Richard Turner - Trumpet & Flugelhorn

Reviews

Round Trip are trumpeter Richard Turner, tenor player Tom Challenger, bassist Tom Farmer and drummer Josh Morrison, and they dispense a vigorous brand of ost-bop jazz, its harmonic freedom (as with, say, Ornette Coleman’s early bands) considerably enhanced by the absence of a chordal instrument.

This was the fourteenth gig of nineteen UK dates the band are currently playing across the UK, and their familiarity with Turner’s varied compositions (which ranged from pieces utilising standard sequences ­ the opener, ‘Dead Roses’, a contrafact of ‘Days of Wine and Roses’ ­ through expansions of relatively simple motifs to vigorously interactive spark-striking over driving rhythm-section work) was apparent throughout their performance.

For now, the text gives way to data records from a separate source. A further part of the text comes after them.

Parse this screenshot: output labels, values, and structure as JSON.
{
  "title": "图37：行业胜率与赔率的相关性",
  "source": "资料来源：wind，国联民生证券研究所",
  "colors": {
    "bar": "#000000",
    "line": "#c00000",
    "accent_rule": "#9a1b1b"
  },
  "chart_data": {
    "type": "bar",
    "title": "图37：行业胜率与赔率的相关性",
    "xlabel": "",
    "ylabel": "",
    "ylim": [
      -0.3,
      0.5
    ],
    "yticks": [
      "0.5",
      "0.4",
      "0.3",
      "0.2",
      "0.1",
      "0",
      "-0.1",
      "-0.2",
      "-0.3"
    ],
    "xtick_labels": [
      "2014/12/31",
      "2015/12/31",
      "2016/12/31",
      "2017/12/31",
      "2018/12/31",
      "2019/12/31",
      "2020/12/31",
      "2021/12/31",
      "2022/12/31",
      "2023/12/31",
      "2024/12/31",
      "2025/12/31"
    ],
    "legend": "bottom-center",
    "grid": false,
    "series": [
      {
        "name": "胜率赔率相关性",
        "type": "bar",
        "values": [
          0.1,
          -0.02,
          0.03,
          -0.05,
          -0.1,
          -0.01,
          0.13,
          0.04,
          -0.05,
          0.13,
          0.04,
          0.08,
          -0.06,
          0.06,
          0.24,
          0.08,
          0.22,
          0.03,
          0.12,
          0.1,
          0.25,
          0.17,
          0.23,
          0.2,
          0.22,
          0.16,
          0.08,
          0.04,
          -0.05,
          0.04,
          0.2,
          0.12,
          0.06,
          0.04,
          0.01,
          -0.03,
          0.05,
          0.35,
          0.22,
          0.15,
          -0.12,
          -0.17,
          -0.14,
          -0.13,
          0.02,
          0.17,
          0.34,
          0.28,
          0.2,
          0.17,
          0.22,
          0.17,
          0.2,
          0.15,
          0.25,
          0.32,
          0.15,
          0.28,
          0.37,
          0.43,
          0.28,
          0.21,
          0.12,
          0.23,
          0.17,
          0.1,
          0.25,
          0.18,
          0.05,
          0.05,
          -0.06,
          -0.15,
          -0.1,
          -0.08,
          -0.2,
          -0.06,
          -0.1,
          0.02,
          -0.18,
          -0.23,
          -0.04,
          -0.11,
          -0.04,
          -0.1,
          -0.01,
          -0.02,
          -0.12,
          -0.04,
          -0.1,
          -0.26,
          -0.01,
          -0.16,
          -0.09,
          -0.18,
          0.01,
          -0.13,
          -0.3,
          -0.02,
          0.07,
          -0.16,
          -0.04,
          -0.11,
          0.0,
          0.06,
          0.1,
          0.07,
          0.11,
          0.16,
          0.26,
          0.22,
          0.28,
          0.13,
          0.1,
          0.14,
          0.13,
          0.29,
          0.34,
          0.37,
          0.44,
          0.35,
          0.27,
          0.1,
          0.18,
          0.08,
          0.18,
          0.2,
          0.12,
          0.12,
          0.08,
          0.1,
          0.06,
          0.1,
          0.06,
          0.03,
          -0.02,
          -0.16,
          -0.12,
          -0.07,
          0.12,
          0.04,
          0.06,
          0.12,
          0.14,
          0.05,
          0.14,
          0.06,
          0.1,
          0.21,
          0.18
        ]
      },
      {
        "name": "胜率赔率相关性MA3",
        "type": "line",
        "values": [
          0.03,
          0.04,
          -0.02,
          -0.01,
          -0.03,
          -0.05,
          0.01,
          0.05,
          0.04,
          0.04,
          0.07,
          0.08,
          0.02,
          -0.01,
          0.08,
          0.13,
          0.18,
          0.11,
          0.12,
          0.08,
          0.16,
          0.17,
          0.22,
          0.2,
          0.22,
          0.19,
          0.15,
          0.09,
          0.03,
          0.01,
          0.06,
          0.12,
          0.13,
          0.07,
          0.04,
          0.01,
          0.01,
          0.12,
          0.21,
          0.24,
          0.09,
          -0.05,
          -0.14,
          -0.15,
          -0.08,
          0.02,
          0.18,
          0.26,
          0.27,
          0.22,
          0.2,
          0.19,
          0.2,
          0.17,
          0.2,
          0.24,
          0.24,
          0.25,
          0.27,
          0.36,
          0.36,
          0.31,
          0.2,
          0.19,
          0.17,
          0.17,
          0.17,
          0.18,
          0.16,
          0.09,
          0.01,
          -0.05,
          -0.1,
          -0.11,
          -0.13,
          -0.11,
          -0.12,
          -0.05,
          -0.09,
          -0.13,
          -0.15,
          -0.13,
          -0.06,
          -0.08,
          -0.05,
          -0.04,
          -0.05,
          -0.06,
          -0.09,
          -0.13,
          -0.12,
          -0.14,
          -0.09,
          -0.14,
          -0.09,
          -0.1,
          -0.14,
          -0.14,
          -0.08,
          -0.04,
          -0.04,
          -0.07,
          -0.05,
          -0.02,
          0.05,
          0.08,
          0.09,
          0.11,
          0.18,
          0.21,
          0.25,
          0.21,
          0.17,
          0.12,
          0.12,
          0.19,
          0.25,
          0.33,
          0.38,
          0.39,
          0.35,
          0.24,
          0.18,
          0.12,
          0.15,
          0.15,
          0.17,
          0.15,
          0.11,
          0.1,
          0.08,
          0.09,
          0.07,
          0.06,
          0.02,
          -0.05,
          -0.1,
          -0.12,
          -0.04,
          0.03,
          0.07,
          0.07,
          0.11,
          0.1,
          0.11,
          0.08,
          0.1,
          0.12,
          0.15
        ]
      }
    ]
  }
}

Turner and Challenger are an intelligently contrasted frontline pairing, the trumpeter’s bright flair and chattering urgency tellingly complementing the tenor’s slower-building, sculpted solos, and the passages where they indulged in garrulous chattering byplay were among the gig’s highlight moments.

Farmer and Morrison were sympathetically selfless and assertive as appropriate, and overall the band provided yet more evidence of the rude and robust health of the latest crop of UK jazz musicians.